The textutils programs manipulate textual data and include the following traditional programs: cat, cksum, comm, csplit, cut, expand, fold, head, join, nl, od, paste, pr, sort, split, sum, tac, tail, tr, unexpand, uniq, and wc.
Tile Forth is a 32-bit implementation of the Forth-83 standard written in C. Traditionally, Forth implementations are written in assembler to use the underlying hardware as optimally as possible, but this also makes them less portable.
time is used to report statistics (usually from a shell) about the amount of user, system, and real time used by a process.
tput is a portable way for shell scripts to use special terminal capabilities. GNU tput uses the termcap database, instead of terminfo as many others do.
This version of UUCP (UNIX-to-UNIX copy) supports the f, g, v (in all window and packet sizes), G, t, e, Zmodem, and two new bi-directional (i and j) protocols. If you have a Berkeley sockets library, it can make TCP connections. If you have TLI libraries, it can make TLI connections.
uuencode and uudecode are used to transmit binary files over transmission media that support only simple ASCII data.
wdiff is another interface to the GNU diff program. It compares two files, finding which words have been deleted or added to the first in order to create the second. It has many output formats and interacts well with terminals and programs such as more. wdiff is especially useful when two texts differ only by a few words and paragraphs have been refilled.
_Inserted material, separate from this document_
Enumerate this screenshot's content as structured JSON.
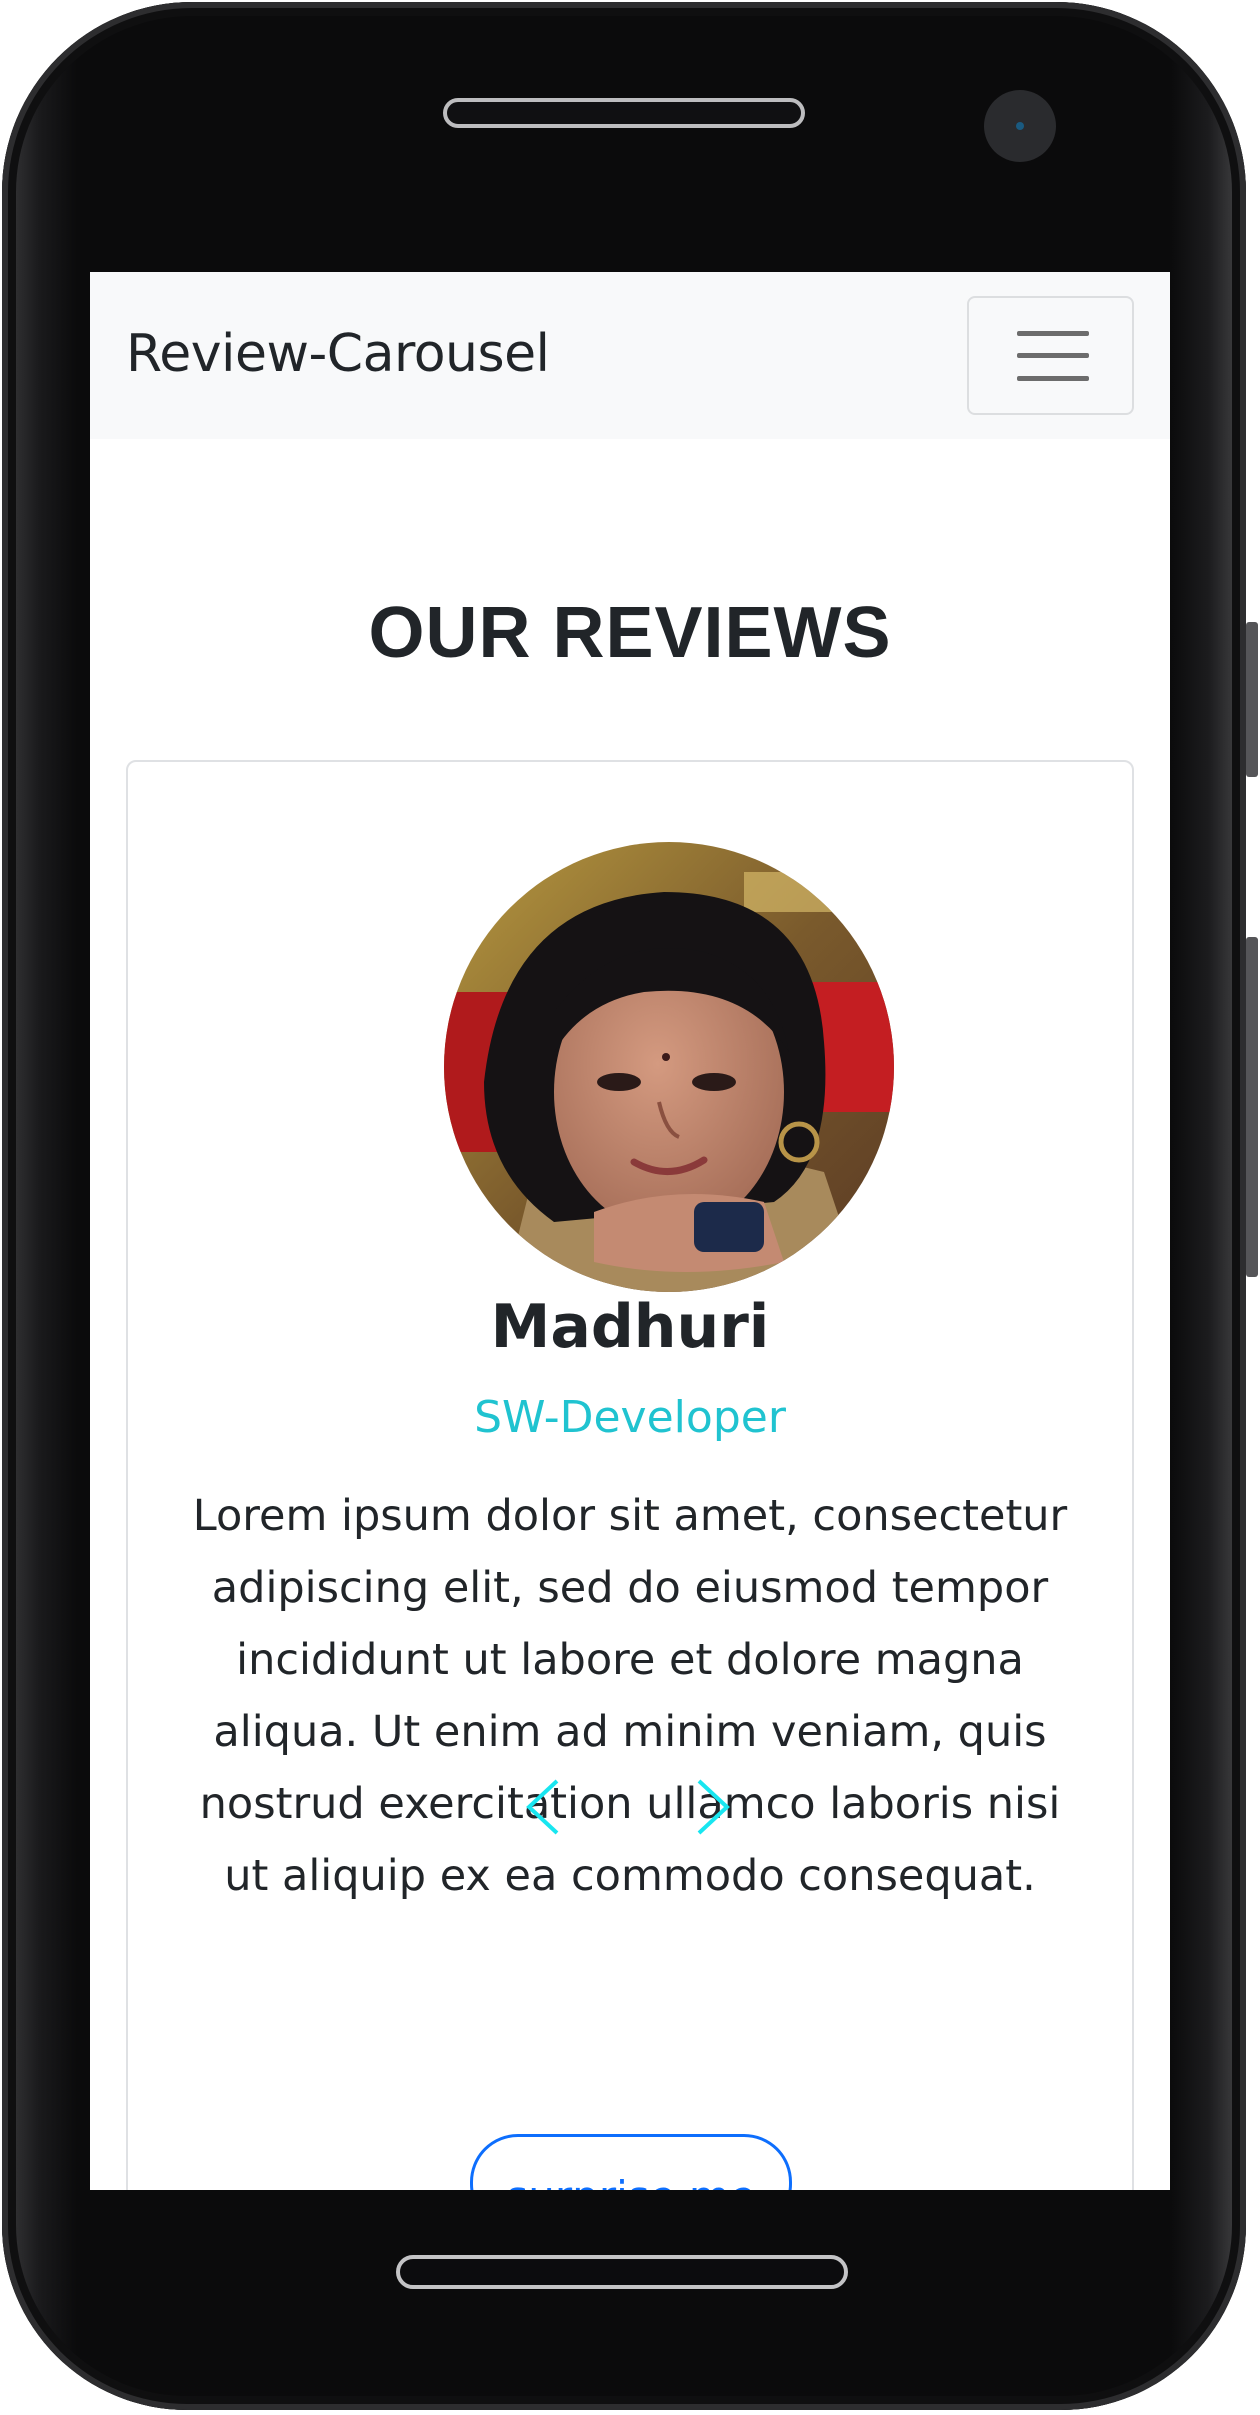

The GNU project provides UNIX-like software freely to everyone, with the provision that it remains free if distributed to others. GNU software can be compiled for many different types of systems, including Linux. Many GNU utilities are improvements of existing Linux counterparts and include new implementations of shells, the C compiler, and a code debugger. Other types of GNU software include games, text editors, calculators, and communication utilities. Each utility can be separately un-compressed, un-tarred, and compiled itself.